I suppose there's a symmetry between my "Ponténar" with the mythical "Poseidonis" that I talked about in the previous post.  I originally designed the coastlines by tracing over a map of the Mid-Atlantic Ridge, and imagined a whole Greek-themed Atlantis-ish empire in the southern part.  I eventually added some extra land up in the north, because my actual contour of the Mid-Atlantic Ridge just didn't have enough surface area for everything I wanted to squeeze in.

Unfortunately, I never got to tell the stories of many of the places on this map.  Invorum up north was a hidden stronghold of powerful wizards.  The unfortunate dwarfs of Felak-Gizan were enslaved by the Tachyran empire, and were soon going to get their revenge.  See that island in the bay between Tachyra and Yaxaan?  The volcano on that sucker was going to cause trouble for hundreds of miles around.

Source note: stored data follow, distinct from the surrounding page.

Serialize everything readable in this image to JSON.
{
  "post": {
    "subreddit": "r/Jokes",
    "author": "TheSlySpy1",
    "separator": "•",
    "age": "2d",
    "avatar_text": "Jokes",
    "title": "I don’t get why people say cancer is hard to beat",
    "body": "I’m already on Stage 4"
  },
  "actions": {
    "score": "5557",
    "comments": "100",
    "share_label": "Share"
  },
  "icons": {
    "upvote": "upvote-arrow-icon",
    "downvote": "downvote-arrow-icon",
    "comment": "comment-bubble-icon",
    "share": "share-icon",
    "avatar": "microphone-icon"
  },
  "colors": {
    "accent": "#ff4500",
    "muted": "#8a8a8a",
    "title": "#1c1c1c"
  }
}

As I look at the place names in my map, I also see a litany of morphed names of people that meant a lot to me back then.  I'm not going to tell you who Meaghra, Rendin, Gyule, and Kalapis are named after, but each one gives me a lump in the throat.

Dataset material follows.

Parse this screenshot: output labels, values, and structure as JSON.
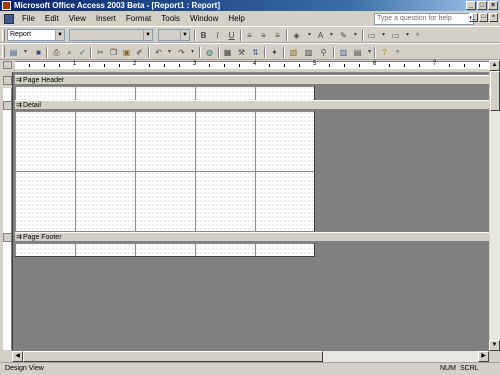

Ah, well.  I think counter-factual maps like these are tempting vessels for us to pour in our weird, wild thoughts & dreams... and mix them up in ways that sometimes surprise even the mapmaker.

Sunday, November 13, 2016

Atlas of Oddities, Part 1

Psst... hey... want to see some weird maps?  I've done this once before, and now I've got six more to share... this time including a few of my own creations.  But I realize that my blog posts tend to be loooong... so I'll split it up.  Just three maps here, and three to come later.

Back in the summer, I posted about my childhood obsession with UFO pulp magazines of the 1970s.  "Weird, wild stuff," to paraphrase Johnny Carson.  Looking back through them, I did find one interesting alt-history-ish map of an antediluvian world that hosted the lost continent of Atlantis, as well as... the land of Oz...?

Click on all these for bigger versions.

The article, from Ancient Astronauts Special (Summer 1978), was called "Atlantis Reawakened."  I can't quite find an author byline for the article, but the map contains an artist's signature on the lower left that I can't quite make out.  The story talked about Dogma, the doomed daughter of King Chronos of Poseidonis (also doomed).  Concerning the map itself, I'm a little scared to ask why northern Africa was called "Teutonia," but I'm fascinated by them placing the "Land of Canaan" up near Hudson Bay.  Still, calling Atlantis "Poseidonis" is quite poetic, don't you think?

An interesting bookend to the above is Jack Kirby's future world of Kamandi.  I didn't read those comics back in the 1970s... nor have I read them since... but they seem like a crazy ride:


On the heels of the success of the Planet of the Apes franchise, DC Comics was looking for a similar post-apocalyptic story with humans in the beleaguered minority.  But one simply doesn't give Jack Kirby the job of doing a knock-off story.  What he gave them was orders of magnitude weirder.  I wonder if this far-future world was an influence on the world of "Ooo" in Pendleton Ward's Adventure Time.

Speaking of DC comics, I clearly remember this map of Superman's home planet of Krypton from the comics of the Silver Age:


I simply do not accept any more recent revision of the planet Krypton that doesn't contain the Gold Volcano, the Jewel Mountains, or the Glass Forest.